The hospital business is as much about bottom lines as the corner supermarket or a giant insurance company. Very simply, the system can charge more and goose its cash flow if it books patients into Shock Trauma instead of the regular hospital.
Dr. Cowley spent 25 years massaging five governors to realize what is now an eight-story, free-standing Shock Trauma Center of 130,000 net square feet, complete with its own heliport.
The building cost $45 million, the sleek new helicopters $35 million, and the General Assembly even raised Maryland's license tag fees to support the Medivac choppers. That's a lot of money for a state-of-the-art M*A*S*H unit that is in danger of becoming a first-aid center administering to cuts and bruises and the removal of splinters.
Once before, in March 1973, University Hospital's chief of surgery, Dr. G. Robert Mason, who was technically Dr. Cowley's boss -- if it could be said that Dr. Cowley had a boss -- ordered the Shock Trauma Center downgraded to a lower-echelon ambulatory care unit.
True to medical politics, the Medical and Chirurgical Faculty of Maryland (the state medical establishment) put its lobbyists to work to scuttle Shock Trauma and bury Dr. Cowley at the same time. Dr. Cowley didn't play by the rules, or at least by Med Chi's rules.

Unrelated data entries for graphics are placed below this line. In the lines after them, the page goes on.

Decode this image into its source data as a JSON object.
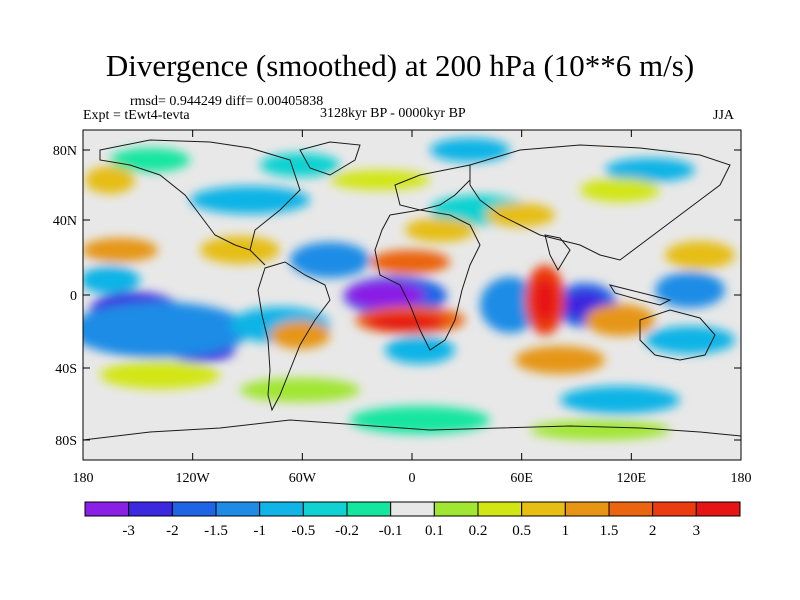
{
  "title": "Divergence (smoothed) at 200 hPa (10**6 m/s)",
  "stats": "rmsd= 0.944249 diff= 0.00405838",
  "experiment": "Expt = tEwt4-tevta",
  "period": "3128kyr BP - 0000kyr BP",
  "season": "JJA",
  "lat_ticks": [
    "80N",
    "40N",
    "0",
    "40S",
    "80S"
  ],
  "lon_ticks": [
    "180",
    "120W",
    "60W",
    "0",
    "60E",
    "120E",
    "180"
  ],
  "colorbar": {
    "labels": [
      "-3",
      "-2",
      "-1.5",
      "-1",
      "-0.5",
      "-0.2",
      "-0.1",
      "0.1",
      "0.2",
      "0.5",
      "1",
      "1.5",
      "2",
      "3"
    ],
    "colors": [
      "#8a1fe6",
      "#3c28e0",
      "#1e64e6",
      "#1e8ce6",
      "#10b4e6",
      "#10d2d2",
      "#14e6a0",
      "#e8e8e8",
      "#a0e632",
      "#d2e614",
      "#e6be14",
      "#e69614",
      "#eb640f",
      "#eb3c0f",
      "#e61414"
    ]
  },
  "colors": {
    "background": "#e8e8e8",
    "coast": "#1a1a1a"
  }
}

But Dr. Cowley and Shock Trauma were rescued by Gov. Marvin Mandel. The governor issued a hastily-prepared emergency executive order which countermanded Dr. Mason's order by removing Shock Trauma from the surgery department and reconstituting it as an independent center with its own budget. Dr. Mason quit and went to California.
The University of Maryland's Board of Regents, which then oversaw the hospital system, tried and tried again in 1984 to convert Shock Trauma into a high-priced bed-and-board medical hotel. Again the effort was blunted by Gov. Harry R. Hughes, who had appropriated the money to build the new R Adams Cowley Shock Trauma Center.
Dr. Kimball I. Maull, the Tennessee trauma surgeon Dr. Cowley wanted as his successor, has been on the job six months. Dr. Maull has none of his predecessor's inside knowledge of Maryland's political power structure. After the firings, Dr. Maull was quoted as saying he works for the Board of Regents, not the governor. In Maryland, that's seditious talk.
Even the medical system's administrator, Dr. Morton Rapoport, is in complicity with the free-market notion that greater efficiency and higher profits dictate a broader use of the highly specialized center. To support his case, though, Dr. Rapoport has the medical system operating in the black even though Shock Trauma is a money loser.
So concerned was Governor Schaefer about the squabble in the hospital complex that he created a commission to review the system and investigate the heightened tensions. But the dismissals undercut the commission and violated what insiders viewed as a cooling-off period.
Shock Trauma began in 1965 as a two-bed experiment in high-tech medicine. Today, many thousands of patients later, it is the national standard against which the federal government judges all others. Dr. Cowely served as the consultant to Congress and the White House.
Shock Trauma has saved the lives of the down-and-out as well as the high and the mighty. Among them are the sons of former U.S. Sen. William Proxmire and Maryland Treasurer William S. James; the former chief clerk of the Maryland House of Delegates, James Mause; Baltimore County Councilman Charles A. "Dutch" Ruppersberger; and a regiment of Baltimore police officers who were shot or injured trying to make the streets safe.
When Dr. Cowley began his work at Shock Trauma, the center's mortality rate was 73 percent. Today it's below 9 percent.
But the rate may soar again. To put a few more bucks on the books, the bureaucrats may risk killing the one outstanding medical claim the University of Maryland Medical Systems has.
Frank A. DeFilippo writes a column on Maryland politics.